Hermes and hermetics
It doesn't bother me, and this is why. The data concerning whom I called, what I watched, and where I ate is not very interesting in comparison with either why I did so or any consequential information from my doing so (I liked the meal, my guest liked it, or neither of us liked it, but didn't want to admit it). The fact that I ate someplace is almost meaningless if the intent and the result are unknown. Purpose, intent, and subsequent feelings are far more important than the action or choice itself. I leave only a few digital crumbs for the direct-marketing community by revealing, for example, that I dined somewhere. The interesting data is held by the agent who made the reservation and later asks me how the evening went.
Today, marketers reverse-engineer a consumer's choice to infer why a decision was made. Advertisers cluster such demographics to further guess whether I might be inclined to purchase one soap flake versus another. Tomorrow, this will change. We can opt to tell a computer agent what we want, when we want it, and, therefore, how to build a model of us - the collective reasoning of the past, present, and future (as far as we know it). Such agents could screen and filter information and anonymously let the digital marketplace know that we are looking for something.

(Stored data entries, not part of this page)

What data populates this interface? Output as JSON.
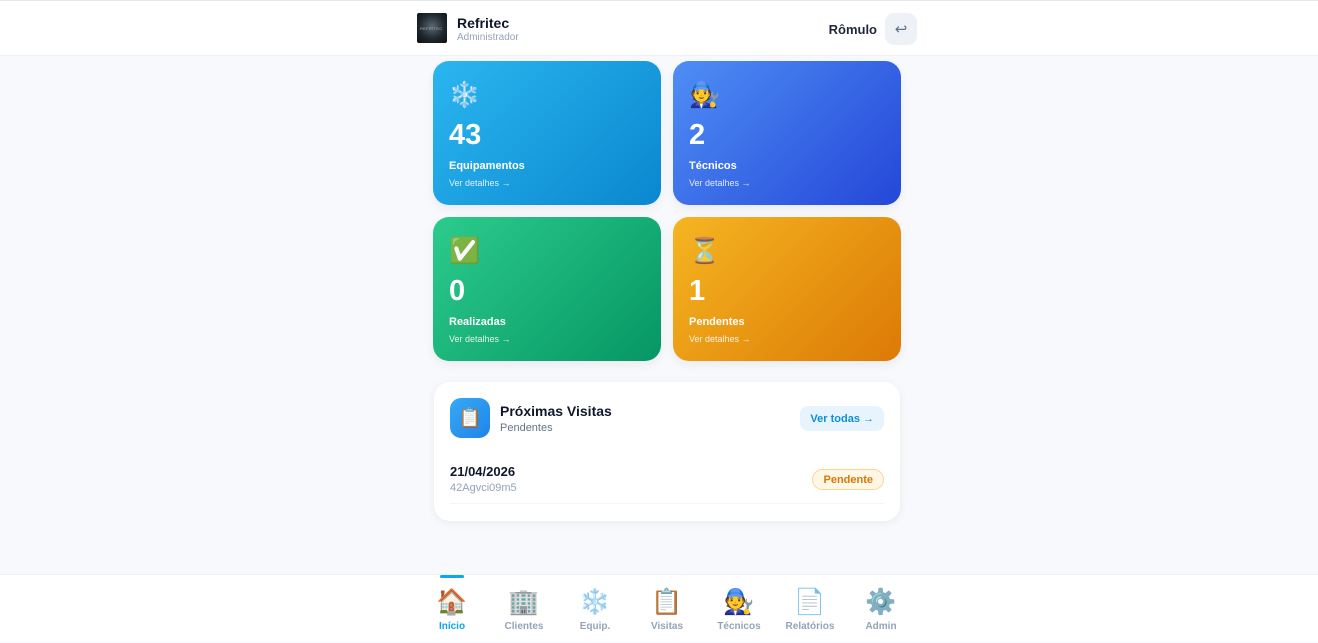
{
  "header": {
    "brand_name": "Refritec",
    "brand_role": "Administrador",
    "user_name": "Rômulo",
    "logout_icon": "↩"
  },
  "stats": [
    {
      "icon": "❄️",
      "icon_name": "snowflake-icon",
      "value": "43",
      "label": "Equipamentos",
      "link": "Ver detalhes →"
    },
    {
      "icon": "🧑‍🔧",
      "icon_name": "technician-icon",
      "value": "2",
      "label": "Técnicos",
      "link": "Ver detalhes →"
    },
    {
      "icon": "✅",
      "icon_name": "check-icon",
      "value": "0",
      "label": "Realizadas",
      "link": "Ver detalhes →"
    },
    {
      "icon": "⏳",
      "icon_name": "hourglass-icon",
      "value": "1",
      "label": "Pendentes",
      "link": "Ver detalhes →"
    }
  ],
  "visits": {
    "icon": "📋",
    "title": "Próximas Visitas",
    "subtitle": "Pendentes",
    "see_all": "Ver todas →",
    "items": [
      {
        "date": "21/04/2026",
        "code": "42Agvci09m5",
        "status": "Pendente"
      }
    ]
  },
  "nav": [
    {
      "icon": "🏠",
      "label": "Início",
      "active": true
    },
    {
      "icon": "🏢",
      "label": "Clientes",
      "active": false
    },
    {
      "icon": "❄️",
      "label": "Equip.",
      "active": false
    },
    {
      "icon": "📋",
      "label": "Visitas",
      "active": false
    },
    {
      "icon": "🧑‍🔧",
      "label": "Técnicos",
      "active": false
    },
    {
      "icon": "📄",
      "label": "Relatórios",
      "active": false
    },
    {
      "icon": "⚙️",
      "label": "Admin",
      "active": false
    }
  ],
  "colors": {
    "accent": "#0ea5e9",
    "equipamentos": "#1aa0e2",
    "tecnicos": "#3a6de8",
    "realizadas": "#18b47a",
    "pendentes": "#eb9a14",
    "badge_pending": "#d97706"
  }
}
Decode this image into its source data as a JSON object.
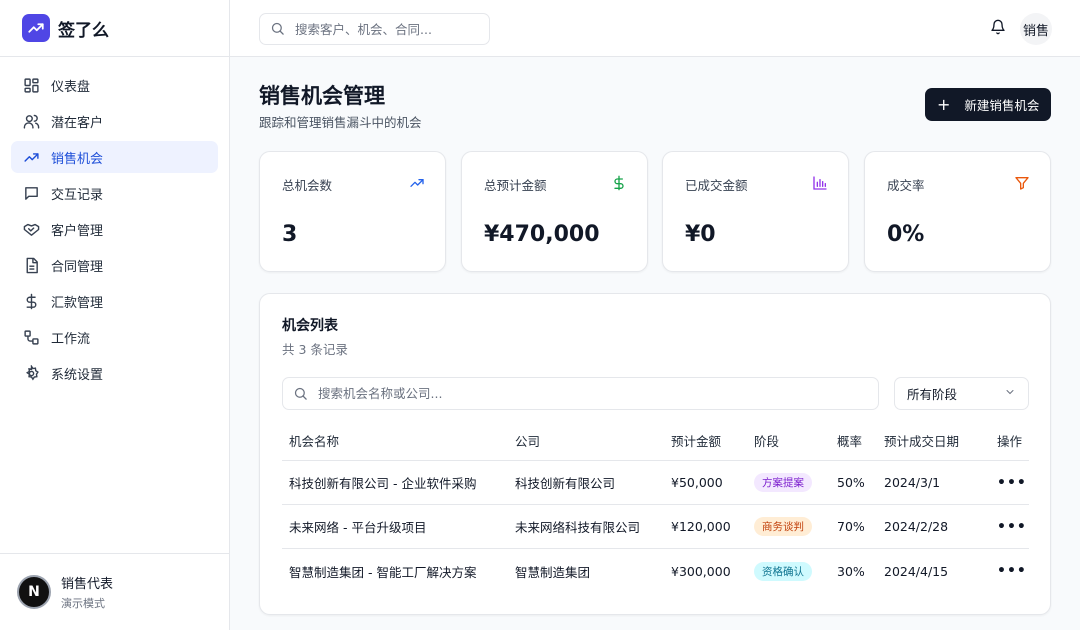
{
  "app": {
    "name": "签了么"
  },
  "sidebar": {
    "items": [
      {
        "label": "仪表盘",
        "icon": "dashboard-icon"
      },
      {
        "label": "潜在客户",
        "icon": "users-icon"
      },
      {
        "label": "销售机会",
        "icon": "trending-up-icon",
        "active": true
      },
      {
        "label": "交互记录",
        "icon": "message-icon"
      },
      {
        "label": "客户管理",
        "icon": "handshake-icon"
      },
      {
        "label": "合同管理",
        "icon": "document-icon"
      },
      {
        "label": "汇款管理",
        "icon": "dollar-icon"
      },
      {
        "label": "工作流",
        "icon": "workflow-icon"
      },
      {
        "label": "系统设置",
        "icon": "gear-icon"
      }
    ],
    "user": {
      "avatar_letter": "N",
      "name": "销售代表",
      "role": "演示模式"
    }
  },
  "topbar": {
    "search_placeholder": "搜索客户、机会、合同...",
    "user_label": "销售"
  },
  "page": {
    "title": "销售机会管理",
    "subtitle": "跟踪和管理销售漏斗中的机会",
    "new_button": "新建销售机会"
  },
  "stats": [
    {
      "label": "总机会数",
      "value": "3",
      "icon": "trending-up-icon",
      "color": "#2563eb"
    },
    {
      "label": "总预计金额",
      "value": "¥470,000",
      "icon": "dollar-icon",
      "color": "#16a34a"
    },
    {
      "label": "已成交金额",
      "value": "¥0",
      "icon": "bar-chart-icon",
      "color": "#9333ea"
    },
    {
      "label": "成交率",
      "value": "0%",
      "icon": "filter-icon",
      "color": "#ea580c"
    }
  ],
  "list": {
    "title": "机会列表",
    "count": "共 3 条记录",
    "search_placeholder": "搜索机会名称或公司...",
    "stage_filter": "所有阶段",
    "columns": [
      "机会名称",
      "公司",
      "预计金额",
      "阶段",
      "概率",
      "预计成交日期",
      "操作"
    ],
    "rows": [
      {
        "name": "科技创新有限公司 - 企业软件采购",
        "company": "科技创新有限公司",
        "amount": "¥50,000",
        "stage": "方案提案",
        "stage_color": "purple",
        "probability": "50%",
        "date": "2024/3/1",
        "action": "•••"
      },
      {
        "name": "未来网络 - 平台升级项目",
        "company": "未来网络科技有限公司",
        "amount": "¥120,000",
        "stage": "商务谈判",
        "stage_color": "orange",
        "probability": "70%",
        "date": "2024/2/28",
        "action": "•••"
      },
      {
        "name": "智慧制造集团 - 智能工厂解决方案",
        "company": "智慧制造集团",
        "amount": "¥300,000",
        "stage": "资格确认",
        "stage_color": "cyan",
        "probability": "30%",
        "date": "2024/4/15",
        "action": "•••"
      }
    ]
  },
  "colors": {
    "brand": "#4f46e5",
    "active_nav_bg": "#eef2ff",
    "active_nav_text": "#1d4ed8",
    "primary_button": "#111827"
  }
}
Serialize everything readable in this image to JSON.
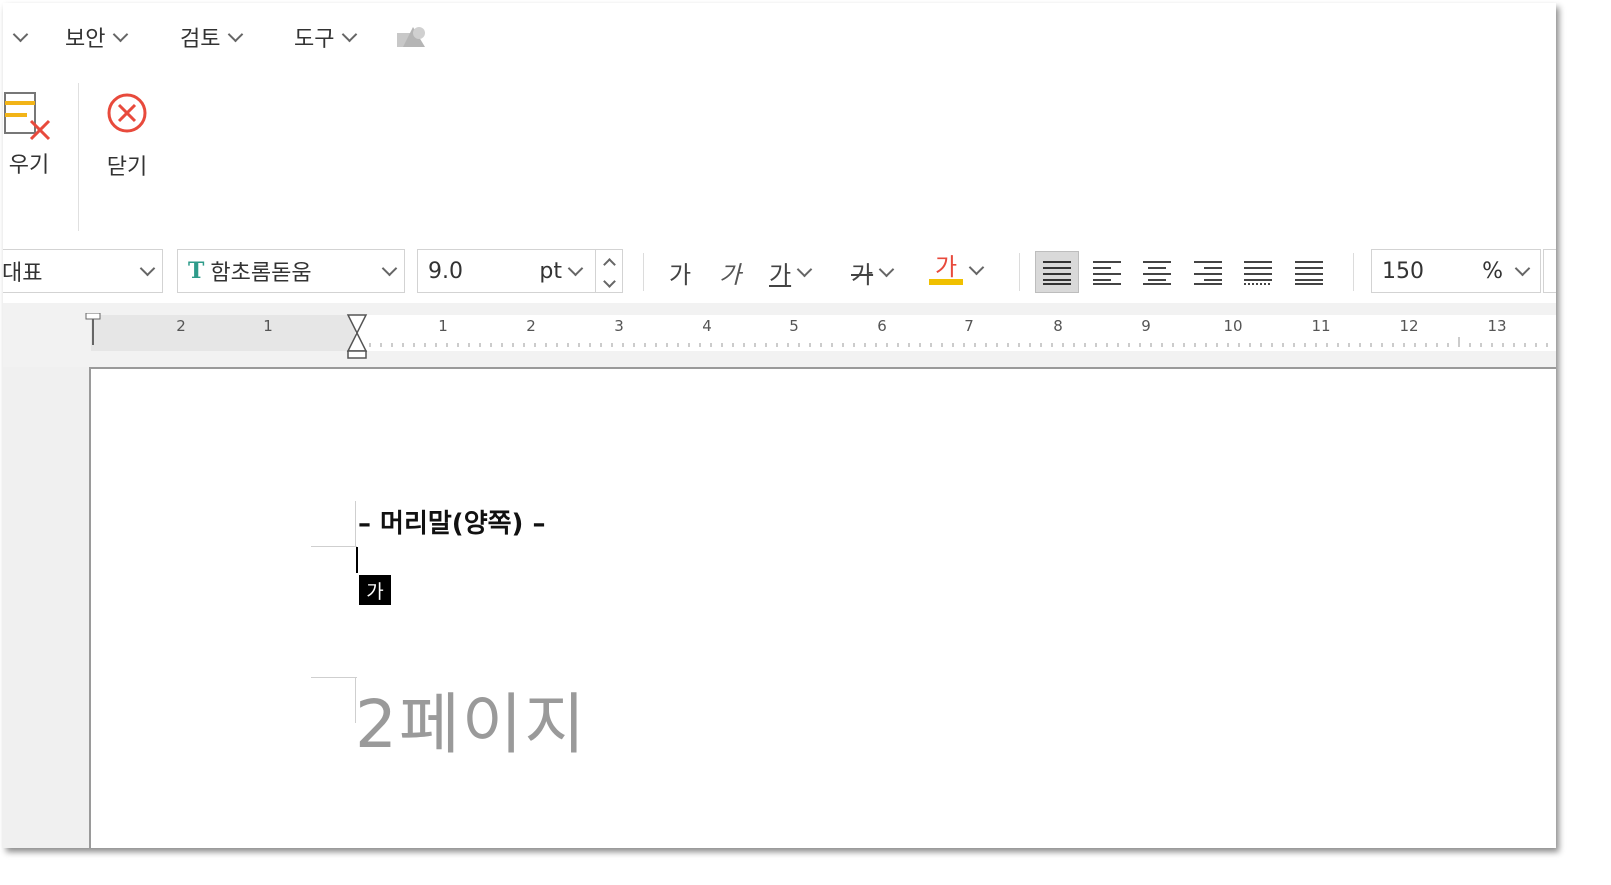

Two kinds of agents will exist in that scenario: one will stay at home (on your wrist, in your pocket, in your radio) and one will live on the Net, surfing on your behalf, carrying messages back and forth. To some degree, the homebodies can be hermetically sealed. They will read bit streams about products and services broadcast in abundance through wired and wireless channels. They will scoop off subsets of information of personal interest - an act as simple as grabbing a stock quote for you, and as complicated as determining your interest in a segment of a talk show. These agents will be "all ears."
Messenger agents will be more complicated. They will function as we do today when they cruise the Net looking for interesting things and people. We are at a time in history when the Net is sufficiently small for some to believe that Mosaic and other browsing tools are the only future. They are not. Even today, the people surfing the Net are distinguished by having the time to do so. In the future, there will be almost as few humans browsing the Net as there are people using libraries today. Agents will be doing that for most of us.
These Net-dwelling agents are the ones we need to worry about when it comes to privacy. They need to be tamper-proof, and we must find ways to preclude new forms of kidnapping (agent-napping). Sounds silly? Just wait until the courts begin to agonize over whether intelligent agents can testify against us.
Security and privacy are deeply interwoven. The government is asking us to sail in an ocean of data, but it wants the ability to board our (Clippered) ships at any time. This has outraged the digerati and has become the object of enormous debate in WIRED and other places. I yawn. This is why.
Encryption is not limited to a single layer. If I want to send you a secret message, I promise you that I can, without any risk of anyone else being able to decode it. I simply place an additional layer of encryption on top of the data, using an unbreakable code. Such codes need not be the wizardry of mathematicians or the result of massive electronics, but can be simple but secure.
To prove this, I have put 105 rows of 12 bits on the spine of my book, Being Digital. These bits contain a message. I bet that you will never be able to decode it. If classrooms of hotshot math students want to try, be my guest. WIRED magazine will honor you at great length. But don't spend too much time. It is not nearly as easy as the title of this story: James Bond.